More to come — I’m still making my way through Volume 1 — but for now do read Colin MacCabe’s review for the New Statesman. An excerpt:
In these three volumes, Green has dared to put slang on the level of The Oxford English Dictionary, offering illustrative citations, arranged in historical order, for all of his headings and subheadings.
Such a venture runs into the problem that slang has a particular affinity with the spoken rather than the written language. And, indeed, with the exception of certain 17th-century dramas, the early sources are mainly specialised “canting” dictionaries that promised to furnish the innocent countryman with a guide to the evils of the city. It seems to be impossible to imagine slang without cities, without worlds in which anonymous figures can speak to you in words you cannot understand.

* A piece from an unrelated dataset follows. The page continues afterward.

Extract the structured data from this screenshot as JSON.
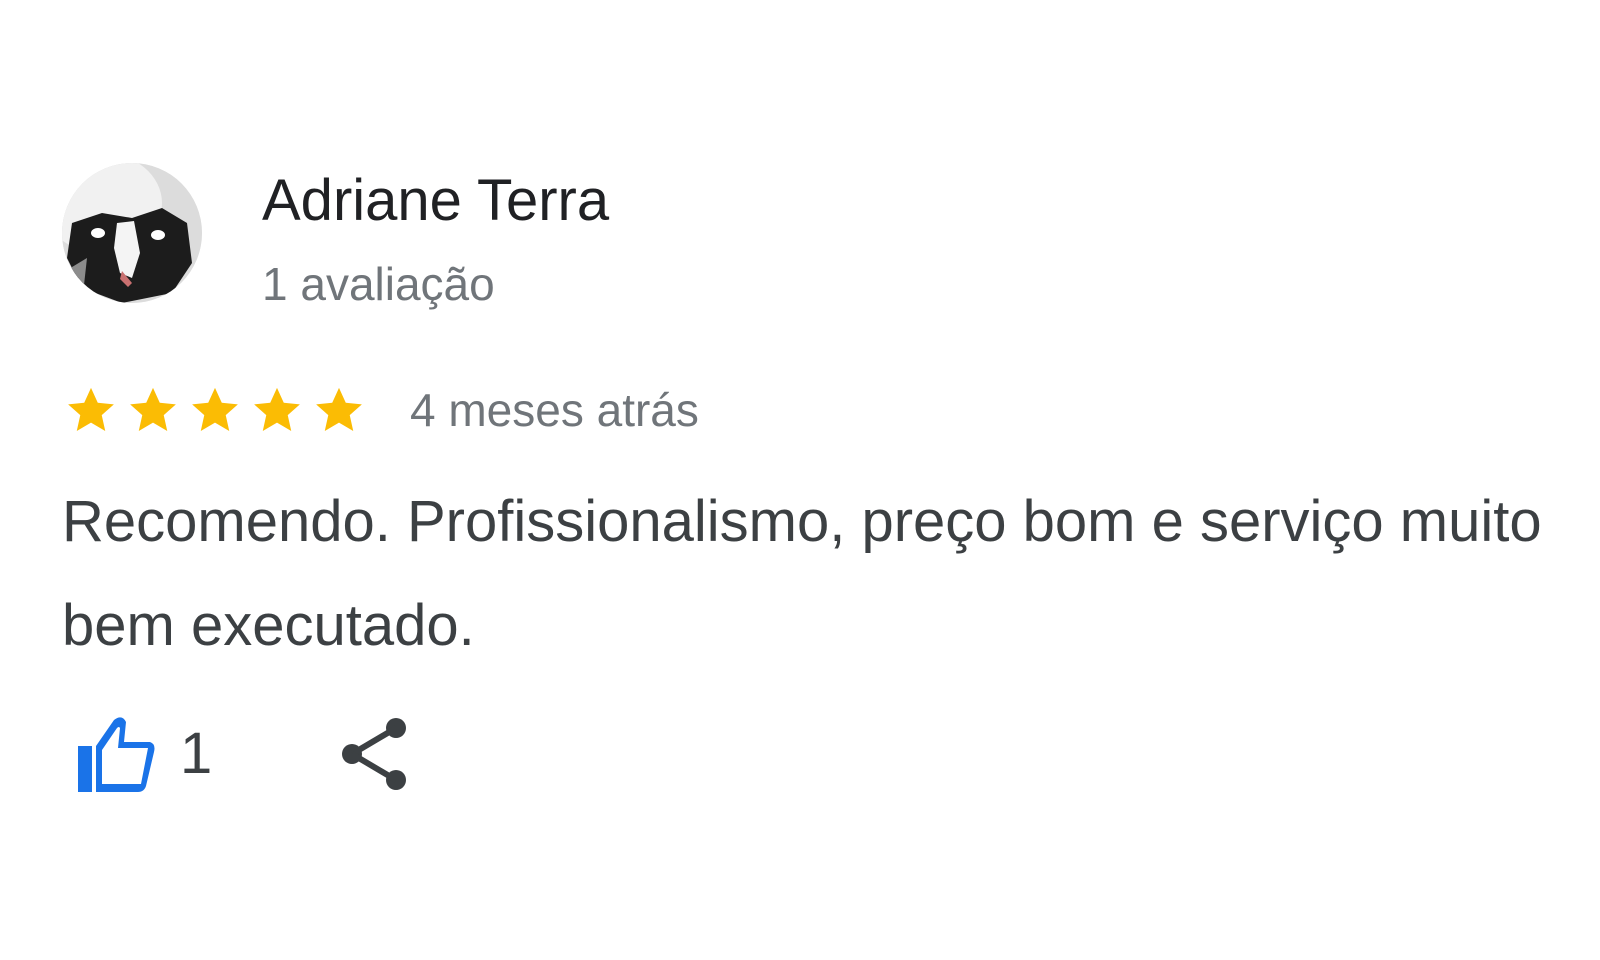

The rise of the novel led to an ever-increasing representation of forms of speech both low and high – and slang is always refreshingly low. The significant burst of written sources comes with universal literacy and pulp fiction at the turn of the 20th century. But then there is also cinema, as well as popular music, television and now the internet. Green, with an industry to match Dr Johnson’s, has ploughed through his sources, and offers, in his Dictionary of Slang, both an extraordinary contribution to our understanding of the history of the language and one hell of a good read. If we take our three underground phrases and consult Green, we find that the use of “pig” as a word for the forces of authority dates back to the end of the 18th century and the struggles that pitted the corresponding societies against Pitt’s repressive state. One further discovers that “get one’s act together” comes from United States black English, probably the single most fertile source of slang in the 20th-century anglophone world and the source of such other staples of the countercultural vocabulary as “heavy” and “groovy”. “Front”, in the sense of to advance money, is first quoted as late as 1961, but “bread” in the sense of money dates back to 1938 – though all the quotations place it in that creative linguistic circle that surrounded black music.

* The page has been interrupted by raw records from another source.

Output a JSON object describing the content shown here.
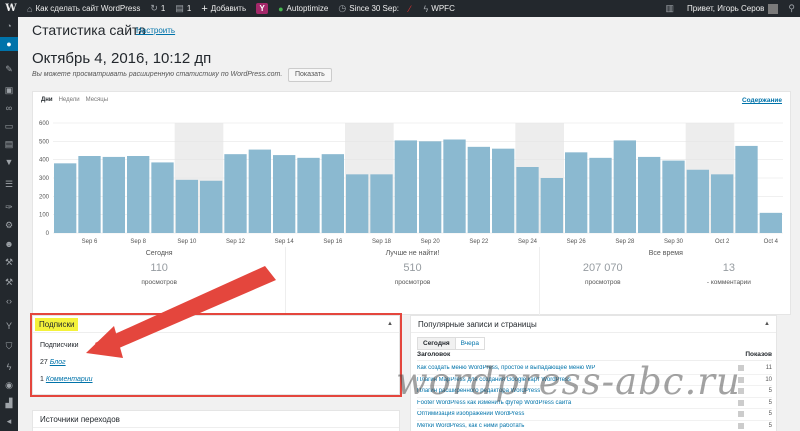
{
  "adminbar": {
    "site_name": "Как сделать сайт WordPress",
    "updates_count": "1",
    "comments_count": "1",
    "new_label": "Добавить",
    "autoptimize_label": "Autoptimize",
    "since_label": "Since 30 Sep:",
    "wpfc_label": "WPFC",
    "greeting": "Привет, Игорь Серов"
  },
  "header": {
    "title": "Статистика сайта",
    "configure_link": "Настроить",
    "date": "Октябрь 4, 2016, 10:12 дп",
    "notice": "Вы можете просматривать расширенную статистику по WordPress.com.",
    "show_button": "Показать"
  },
  "stats": {
    "period_tabs": [
      "Дни",
      "Недели",
      "Месяцы"
    ],
    "content_link": "Содержание",
    "summary": {
      "today_label": "Сегодня",
      "today_value": "110",
      "today_caption": "просмотров",
      "best_label": "Лучше не найти!",
      "best_value": "510",
      "best_caption": "просмотров",
      "all_label": "Все время",
      "all_views": "207 070",
      "all_views_caption": "просмотров",
      "all_comments": "13",
      "all_comments_caption": "- комментарии"
    }
  },
  "chart_data": {
    "type": "bar",
    "x": [
      "Sep 5",
      "Sep 6",
      "Sep 7",
      "Sep 8",
      "Sep 9",
      "Sep 10",
      "Sep 11",
      "Sep 12",
      "Sep 13",
      "Sep 14",
      "Sep 15",
      "Sep 16",
      "Sep 17",
      "Sep 18",
      "Sep 19",
      "Sep 20",
      "Sep 21",
      "Sep 22",
      "Sep 23",
      "Sep 24",
      "Sep 25",
      "Sep 26",
      "Sep 27",
      "Sep 28",
      "Sep 29",
      "Sep 30",
      "Oct 1",
      "Oct 2",
      "Oct 3",
      "Oct 4"
    ],
    "tick_labels": [
      "Sep 6",
      "Sep 8",
      "Sep 10",
      "Sep 12",
      "Sep 14",
      "Sep 16",
      "Sep 18",
      "Sep 20",
      "Sep 22",
      "Sep 24",
      "Sep 26",
      "Sep 28",
      "Sep 30",
      "Oct 2",
      "Oct 4"
    ],
    "values": [
      380,
      420,
      415,
      420,
      385,
      290,
      285,
      430,
      455,
      425,
      410,
      430,
      320,
      320,
      505,
      500,
      510,
      470,
      460,
      360,
      300,
      440,
      410,
      505,
      415,
      395,
      345,
      320,
      475,
      110
    ],
    "weekend_bands": [
      [
        "Sep 10",
        "Sep 11"
      ],
      [
        "Sep 17",
        "Sep 18"
      ],
      [
        "Sep 24",
        "Sep 25"
      ],
      [
        "Oct 1",
        "Oct 2"
      ]
    ],
    "ylim": [
      0,
      600
    ],
    "yticks": [
      0,
      100,
      200,
      300,
      400,
      500,
      600
    ],
    "grid": true,
    "bar_color": "#8bb9d0",
    "band_color": "#ededed"
  },
  "subscribers": {
    "title": "Подписки",
    "heading": "Подписчики",
    "blog_count": "27",
    "blog_link": "Блог",
    "comments_count": "1",
    "comments_link": "Комментарии"
  },
  "referrers": {
    "title": "Источники переходов"
  },
  "popular": {
    "title": "Популярные записи и страницы",
    "tabs": [
      "Сегодня",
      "Вчера"
    ],
    "col_title": "Заголовок",
    "col_views": "Показов",
    "rows": [
      {
        "title": "Как создать меню WordPress, простое и выпадающее меню WP",
        "views": "11"
      },
      {
        "title": "Плагин MapPress для создания Google карт WordPress",
        "views": "10"
      },
      {
        "title": "Плагин расширенного редактора WordPress",
        "views": "5"
      },
      {
        "title": "Footer WordPress как изменить футер WordPress сайта",
        "views": "5"
      },
      {
        "title": "Оптимизация изображений WordPress",
        "views": "5"
      },
      {
        "title": "Метки WordPress, как с ними работать",
        "views": "5"
      }
    ]
  },
  "watermark": "wordpress-abc.ru",
  "colors": {
    "accent": "#0073aa",
    "highlight": "#f4f23a",
    "outline": "#e4463d",
    "adminbar": "#23282d"
  }
}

It is here that one might note the main weakness of this breathtaking labour of linguistic love. Green has made his corpus almost all the anglophone world (excluding Indian English and world English), but the links and differences between the various types of English, and between American and British English in particular, are not clear enough. Thus, if you consult the entry for “pussy”, you will find that the word dates back to 1699 and there are plentiful entries from 19th-century British pornography, but it is not signalled that all the early- and mid-20th-century examples are American. Yet when I, as an 18-year-old in Paris in 1967, was accosted by three marines on leave from Vietnam and asked if I knew where they could find pussy in Pigalle, although I understood from context and attitude what they meant, it was the first time I encountered the word, still more widely used in the US than Britain.
If you and I had plans to get together anytime, ever, I’m sorry. You know what I’ll be doing with the rest of my life.
Updated to add: Ben Zimmer praises Green’s dictionary in the weekend’s New York Times Book Review.
*To applaud, to clap; recorded in 1944 Jiver’s Bible.